Прослужив в петербургской полиции 24 года и большею частью в должностях пристава и полицмейстера, под конец я начал часто страдать желудочной болезнью и в такой резкой форме, что по месяцам должен был находиться в кровати; доктора мало приносили мне облегчения, и только в виде утешения один из них объяснил мне, что я страдаю атонией кишек, но, как избавиться от этой атонии, ни один средств не указал, а профессор Чудновский, узнав, что, как средство избавиться от страданий, я придумал подать в отставку, одобрительно, даже радостно сказал:
— И отлично сделаете, ведь должность ваша ужасная, сколько раз вы не вовремя кушали, сколько раз приходилось вам удерживаться даже и от своевременного исполнения естественных отправлений, а все это яд для здоровья! Но этот яд всасывается в организм понемногу, незаметно, при всяком удобном случае, а случаев этих легион.
В 1876 году, в один день, к концу утренних занятий в участке, т. е. после 2-х часов дня, когда в управлении находились только помощник мой, письмоводитель и еще какой-то посетитель, запасный прапорщик, нечто в роде ходатая по делам, явился неизвестный, до того времени бывший товарищ прокурора, воспитанник училища правоведения, сын генерал-лейтенанта Ш., и сделал следующее заявление.

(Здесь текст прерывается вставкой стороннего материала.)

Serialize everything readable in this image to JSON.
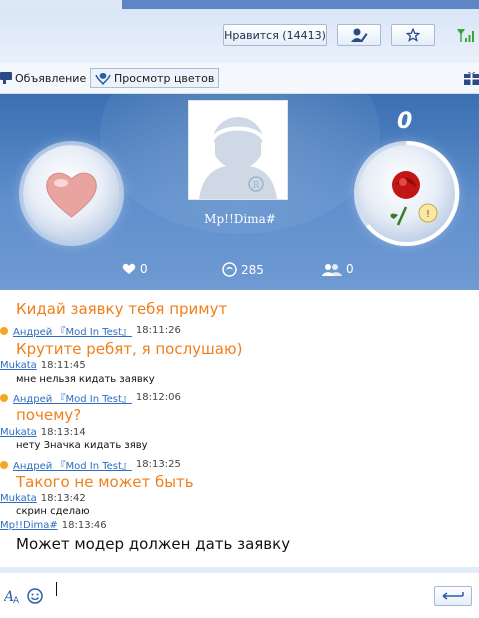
{
  "header": {
    "likes_button": "Нравится (14413)",
    "icons": [
      "user-edit-icon",
      "star-icon",
      "signal-icon"
    ]
  },
  "toolbar": {
    "announcement": "Объявление",
    "flowers": "Просмотр цветов"
  },
  "room": {
    "nickname": "Mp!!Dima#",
    "gift_count": "0",
    "stats": {
      "hearts": "0",
      "views": "285",
      "members": "0"
    }
  },
  "chat": {
    "messages": [
      {
        "type": "big",
        "text": "Кидай заявку тебя примут"
      },
      {
        "type": "meta",
        "badge": true,
        "user": "Андрей 『Mod In Test』",
        "time": "18:11:26"
      },
      {
        "type": "big",
        "text": "Крутите ребят, я послушаю)"
      },
      {
        "type": "meta",
        "badge": false,
        "user": "Mukata",
        "time": "18:11:45"
      },
      {
        "type": "small",
        "text": "мне нельзя кидать заявку"
      },
      {
        "type": "meta",
        "badge": true,
        "user": "Андрей 『Mod In Test』",
        "time": "18:12:06"
      },
      {
        "type": "big",
        "text": "почему?"
      },
      {
        "type": "meta",
        "badge": false,
        "user": "Mukata",
        "time": "18:13:14"
      },
      {
        "type": "small",
        "text": "нету Значка кидать зяву"
      },
      {
        "type": "meta",
        "badge": true,
        "user": "Андрей 『Mod In Test』",
        "time": "18:13:25"
      },
      {
        "type": "big",
        "text": "Такого не может быть"
      },
      {
        "type": "meta",
        "badge": false,
        "user": "Mukata",
        "time": "18:13:42"
      },
      {
        "type": "small",
        "text": "скрин сделаю"
      },
      {
        "type": "meta",
        "badge": false,
        "user": "Mp!!Dima#",
        "time": "18:13:46"
      },
      {
        "type": "bigblack",
        "text": "Может модер должен дать заявку"
      }
    ]
  },
  "input": {
    "value": "",
    "icons": [
      "font-icon",
      "smiley-icon",
      "send-icon"
    ]
  },
  "colors": {
    "accent_orange": "#f07f1a",
    "link_blue": "#2e6dc3",
    "banner_blue": "#4a7ec0"
  }
}
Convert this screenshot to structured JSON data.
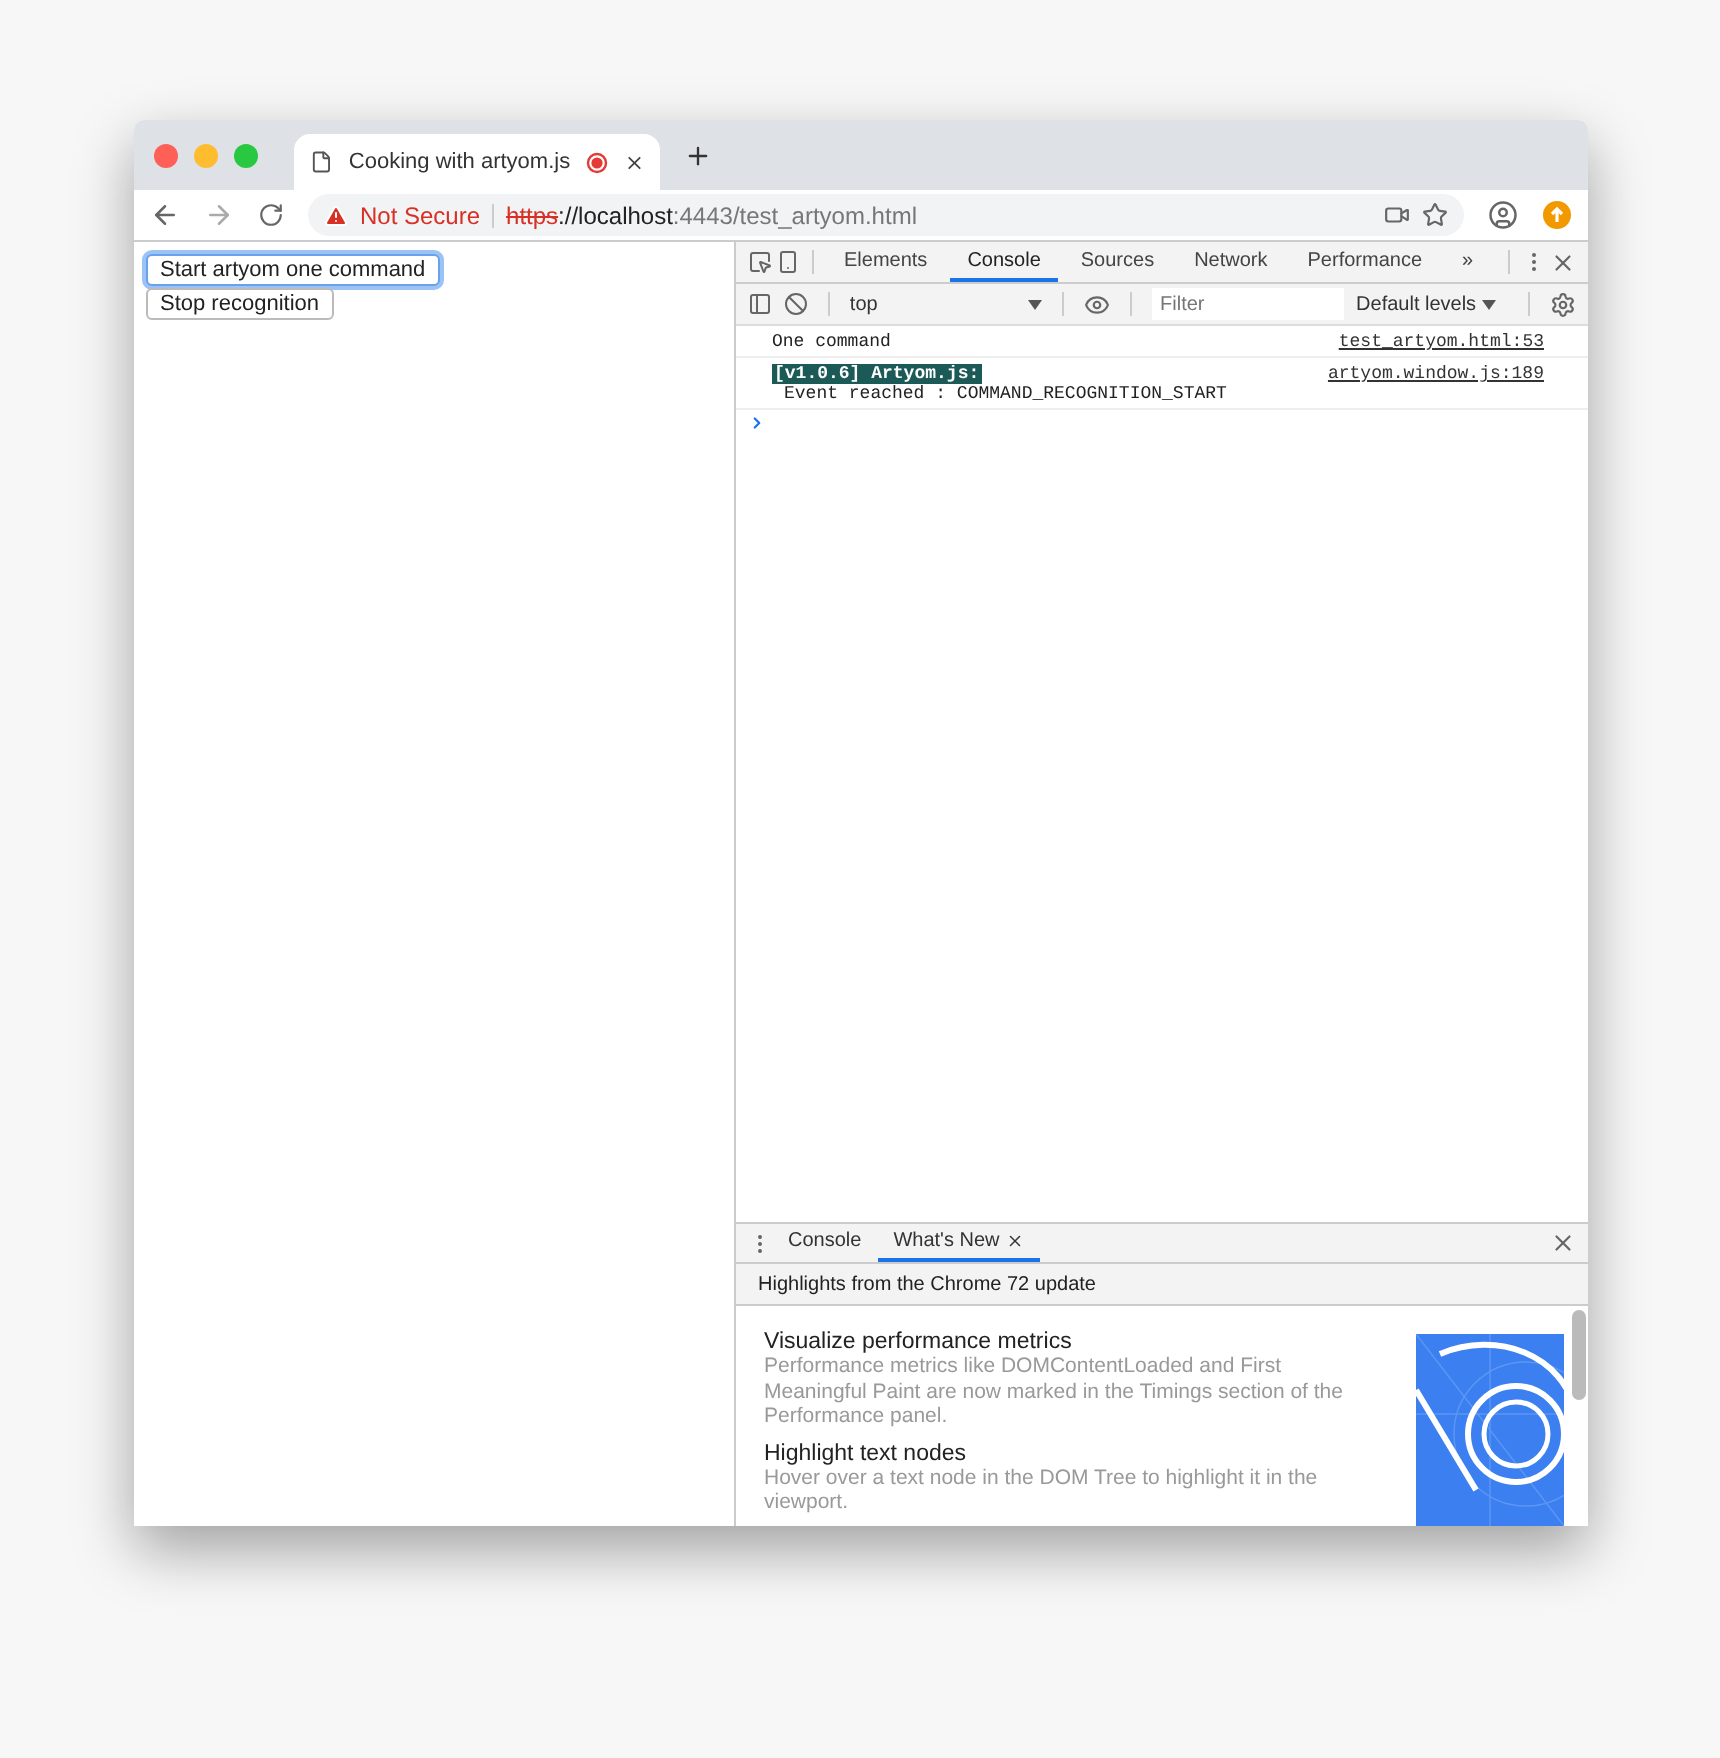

В одном из трактиров по Невскому проспекту в пределах 1-го участка Московской части, vis-a-vis с моим участком, причинили Ш. какую-то обиду, и он, желая засвидетельствовать эту обиду, вышел на улицу, чтобы позвать городового, но городового 1-го участка Московской части не нашел, а заметил городового моего участка и потребовал к себе в трактир. Городовой, выслушав заявление Ш., отправился с ним, но по дороге встретил местного городового и передал ему все, что слышал от обиженного, сам же намеревался удалиться на свой пост, как Ш. его не пустил и потребовал, чтобы он шел в трактир, на что городовой не соглашался в виду наличности местного блюстителя порядка. Завязался спор, и, как финал, было появление в участке и Ш., и городового моего участка — Птицына. Ш. жаловался на неисполнение городовым своих обязанностей и требовал наказания для него, я же, находя, что городовой поступил образцово правильно, сказал недовольному LLL, что не нахожу повода к жалобе и могу только одобрить действия своего городового. Ш., бывший в значительном подпитии, вступил со мною в спор, доказывал, что он, как бывший товарищ прокурора, лучше знает законы, чем я, и проч.; на все это я ответил, что не имею времени для бесполезных споров и что он в праве жаловаться на меня, теперь же просил его оставить участок.